Dressed in orange from head to toe, students and staff at the Resilience Academy enjoyed a variety of activities to end Unity Week on Oct. 18.
Participating in bowling, table tennis, board games, arts and crafts, and more, the students celebrated a successful week of bringing awareness to bullying prevention.
Earlier that day, “students made a pledge against bullying by making a paper chain and worked together to make posters about being inclusive, accepting and caring for one another,” shared Christina Olson. Olson, a teaching assistant who is also co-teacher of the Peer Leadership class and co-leader of the Students Against Destructive Decisions (SADD) club, was a driving force in planning the week’s events.
Quinlan O’Neil shared the message he wrote on a poster, “Never give up."
The week aligns with the National Bullying Awareness Month, with the goal to “educate students on being digitally responsible and why it’s important to be an upstander not a bystander,” according to Principal Kiesha Tillman. Events amplified student voice throughout the week.
Drama students in Kathy Muenz’s drama class designed an anti-bullying skit which they performed on Thursday.
The actors contemplated several bullying scenarios they’ve seen in their lives.
Then, a group of them wrote a skit depicting a nerd being bullied and then robbed by a group of popular students and athletes and performed it in front of about a dozen peers.
“They wrote the skit collaboratively,” Muenz said, giving credit to the four students who performed, two of whom are new to the class.
Shawn Giglio, one of the more experienced actors said writing the skit was simple.

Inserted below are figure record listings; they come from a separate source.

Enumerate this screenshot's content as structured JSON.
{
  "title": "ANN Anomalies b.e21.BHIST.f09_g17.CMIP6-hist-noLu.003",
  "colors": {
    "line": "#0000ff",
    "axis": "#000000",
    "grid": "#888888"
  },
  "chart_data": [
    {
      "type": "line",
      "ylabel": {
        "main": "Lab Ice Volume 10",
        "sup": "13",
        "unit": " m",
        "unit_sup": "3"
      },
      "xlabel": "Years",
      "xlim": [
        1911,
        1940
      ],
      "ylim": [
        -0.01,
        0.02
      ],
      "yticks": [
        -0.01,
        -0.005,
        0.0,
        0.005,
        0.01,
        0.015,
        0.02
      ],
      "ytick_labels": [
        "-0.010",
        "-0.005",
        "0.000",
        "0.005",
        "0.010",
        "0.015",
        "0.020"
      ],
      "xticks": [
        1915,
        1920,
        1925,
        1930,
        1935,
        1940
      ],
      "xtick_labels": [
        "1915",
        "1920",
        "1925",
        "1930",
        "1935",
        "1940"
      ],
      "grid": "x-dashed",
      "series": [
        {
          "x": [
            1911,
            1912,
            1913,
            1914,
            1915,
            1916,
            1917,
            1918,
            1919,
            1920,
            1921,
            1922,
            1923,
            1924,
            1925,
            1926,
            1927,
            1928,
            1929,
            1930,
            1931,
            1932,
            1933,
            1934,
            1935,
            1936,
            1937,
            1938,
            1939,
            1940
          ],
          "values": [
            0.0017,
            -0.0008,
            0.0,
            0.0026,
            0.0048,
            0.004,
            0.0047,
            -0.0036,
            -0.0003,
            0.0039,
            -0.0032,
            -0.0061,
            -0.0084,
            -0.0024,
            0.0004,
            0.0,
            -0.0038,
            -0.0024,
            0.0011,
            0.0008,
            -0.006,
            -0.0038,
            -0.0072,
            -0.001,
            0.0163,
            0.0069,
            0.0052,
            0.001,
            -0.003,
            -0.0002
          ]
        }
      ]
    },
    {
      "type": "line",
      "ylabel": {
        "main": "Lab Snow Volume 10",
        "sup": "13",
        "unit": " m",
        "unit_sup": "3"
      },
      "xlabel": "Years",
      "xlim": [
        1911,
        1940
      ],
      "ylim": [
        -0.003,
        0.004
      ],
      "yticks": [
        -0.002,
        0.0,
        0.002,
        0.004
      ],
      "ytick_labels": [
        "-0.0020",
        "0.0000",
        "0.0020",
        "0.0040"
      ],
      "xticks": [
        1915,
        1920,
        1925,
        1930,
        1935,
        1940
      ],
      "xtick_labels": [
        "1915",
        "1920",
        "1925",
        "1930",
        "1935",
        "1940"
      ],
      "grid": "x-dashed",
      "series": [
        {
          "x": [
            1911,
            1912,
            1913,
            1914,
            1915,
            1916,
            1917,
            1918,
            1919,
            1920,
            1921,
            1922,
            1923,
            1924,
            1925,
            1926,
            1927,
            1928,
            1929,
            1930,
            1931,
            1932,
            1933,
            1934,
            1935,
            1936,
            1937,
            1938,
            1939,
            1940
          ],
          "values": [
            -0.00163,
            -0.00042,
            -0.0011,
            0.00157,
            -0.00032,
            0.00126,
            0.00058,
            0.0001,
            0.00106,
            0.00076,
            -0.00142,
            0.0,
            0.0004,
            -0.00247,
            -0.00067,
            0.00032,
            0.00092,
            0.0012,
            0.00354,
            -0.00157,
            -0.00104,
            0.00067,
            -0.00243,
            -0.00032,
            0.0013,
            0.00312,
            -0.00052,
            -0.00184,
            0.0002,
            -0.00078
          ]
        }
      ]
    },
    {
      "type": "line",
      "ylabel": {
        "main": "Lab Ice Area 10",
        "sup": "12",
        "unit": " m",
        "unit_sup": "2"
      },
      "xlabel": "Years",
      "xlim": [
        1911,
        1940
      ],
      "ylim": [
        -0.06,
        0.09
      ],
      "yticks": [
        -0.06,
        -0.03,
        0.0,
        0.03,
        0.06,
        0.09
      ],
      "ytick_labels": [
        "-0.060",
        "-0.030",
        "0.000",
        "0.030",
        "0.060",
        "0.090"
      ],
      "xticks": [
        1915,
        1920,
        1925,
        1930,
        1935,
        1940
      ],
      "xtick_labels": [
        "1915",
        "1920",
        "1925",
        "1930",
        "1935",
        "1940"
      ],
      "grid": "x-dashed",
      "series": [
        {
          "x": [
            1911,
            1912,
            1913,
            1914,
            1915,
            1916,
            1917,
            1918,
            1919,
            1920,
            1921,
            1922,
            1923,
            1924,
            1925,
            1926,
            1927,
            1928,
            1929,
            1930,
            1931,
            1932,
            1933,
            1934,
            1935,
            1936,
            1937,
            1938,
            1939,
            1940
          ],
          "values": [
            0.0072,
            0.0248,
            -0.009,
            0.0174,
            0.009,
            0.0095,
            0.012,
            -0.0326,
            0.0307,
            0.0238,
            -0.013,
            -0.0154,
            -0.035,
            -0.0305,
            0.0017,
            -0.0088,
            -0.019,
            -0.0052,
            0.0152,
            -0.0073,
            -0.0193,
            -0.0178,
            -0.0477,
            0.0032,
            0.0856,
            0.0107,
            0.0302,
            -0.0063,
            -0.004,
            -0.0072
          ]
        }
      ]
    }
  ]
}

Micheal Ford, who is accustomed to doing voice-only parts, decided to get involved with acting because, “A large part of it (doing voices) is acting and what better way to do it than this?”
But when the skit was over, the session didn’t end. Tillman had a surprise for the audience members who are all members of either Student Government, the new Peer Leadership class or SADD club.
“I need three volunteers from the audience,” she said, encouraging the cast to pull their friends onto stage. “You’re going to create another skit.”
The larger group went into the cafeteria across from the Learning Commons to come up with an idea and rehearse, settling on a group of students making fun of another student who then turned around, sat in a corner and cried.
After they performed, Tillman asked, “We’ve been talking about being an upstander. What would an upstander do?”
Students responded with a variety of answers ranging from telling the group not to bully her, going up individually to some of the group members with whom they are friendly and telling them it wasn’t right to going over to the student and comforting them.
Ford said he enjoyed the improv skit more because there were so many ideas.
Unity Week also featured a presentation from Mental Health America for student leaders, as well as a whole school assembly from Leclerc's Martial Arts on anti-bullying themes.
Tillman explained that the weeklong programming is an expansion of the one day event the school held last year. She looks forward to Unity Week growing more in the years to come.